O governo do Reino Unido aumentou a sua concessão de pontos de carregamento para veículos elétricos (EV) em £ 150, oferecendo agora até £ 500 para a instalação de carregadores EV domésticos. While this boosts financial support, the grant remains largely inaccessible to the majority of homeowners due to strict eligibility criteria.

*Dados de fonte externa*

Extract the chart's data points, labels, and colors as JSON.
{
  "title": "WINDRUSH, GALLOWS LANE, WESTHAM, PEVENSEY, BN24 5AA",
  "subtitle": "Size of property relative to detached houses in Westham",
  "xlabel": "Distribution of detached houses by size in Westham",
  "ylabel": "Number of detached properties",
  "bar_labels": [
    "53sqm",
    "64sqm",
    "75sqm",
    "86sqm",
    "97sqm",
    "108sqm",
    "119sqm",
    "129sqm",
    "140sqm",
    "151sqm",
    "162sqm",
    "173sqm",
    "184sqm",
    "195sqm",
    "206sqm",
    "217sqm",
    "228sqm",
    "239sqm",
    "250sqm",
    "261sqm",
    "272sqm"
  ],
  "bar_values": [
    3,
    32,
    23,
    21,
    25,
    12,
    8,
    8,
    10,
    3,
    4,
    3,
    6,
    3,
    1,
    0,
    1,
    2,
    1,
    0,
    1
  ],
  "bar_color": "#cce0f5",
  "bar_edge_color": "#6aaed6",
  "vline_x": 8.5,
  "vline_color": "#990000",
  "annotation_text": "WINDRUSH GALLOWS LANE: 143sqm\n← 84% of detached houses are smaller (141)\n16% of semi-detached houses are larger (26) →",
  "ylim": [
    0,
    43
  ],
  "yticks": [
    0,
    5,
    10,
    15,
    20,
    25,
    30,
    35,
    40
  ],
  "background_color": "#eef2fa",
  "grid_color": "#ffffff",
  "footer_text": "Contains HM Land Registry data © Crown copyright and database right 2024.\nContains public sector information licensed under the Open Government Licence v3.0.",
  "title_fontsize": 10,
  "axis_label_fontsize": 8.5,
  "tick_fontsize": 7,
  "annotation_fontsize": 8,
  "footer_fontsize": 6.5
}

### Restrições de elegibilidade impedem a adoção generalizada
A concessão está disponível principalmente para locatários, proprietários de empresas, proprietários de apartamentos e aqueles sem estacionamento dedicado fora da rua. Isto exclui uma parte significativa dos agregados familiares do Reino Unido – cerca de 55 a 58 por cento – que têm entradas para automóveis ou outros lugares de estacionamento privados. O Departamento de Transportes (DfT) reconhece esta limitação, afirmando que o financiamento durará um último ano, terminando na primavera de 2027, sem planos atuais de extensão.
Esta lacuna de financiamento é importante porque o acesso desigual à infraestrutura de carregamento retarda a adoção de VE, especialmente para aqueles que não têm estacionamento privado. Sem um carregamento doméstico conveniente, os consumidores podem hesitar em mudar para veículos eléctricos, apesar dos incentivos governamentais para a compra de VEs.
O apoio governamental se estende aos custos dos veículos
Juntamente com o subsídio para pontos de carregamento, o Electric Car Grant (ECG) continua a oferecer até £3.500 de desconto em novos veículos elétricos elegíveis. Modelos como o Citroen e-C5 Aircross e o Nissan Leaf se qualificam para o desconto máximo, enquanto outros, incluindo o Cupra Born e o Hyundai Kona Electric, recebem £ 1.500. Estes incentivos combinados visam tornar os VE financeiramente competitivos em relação aos automóveis a gasolina e diesel.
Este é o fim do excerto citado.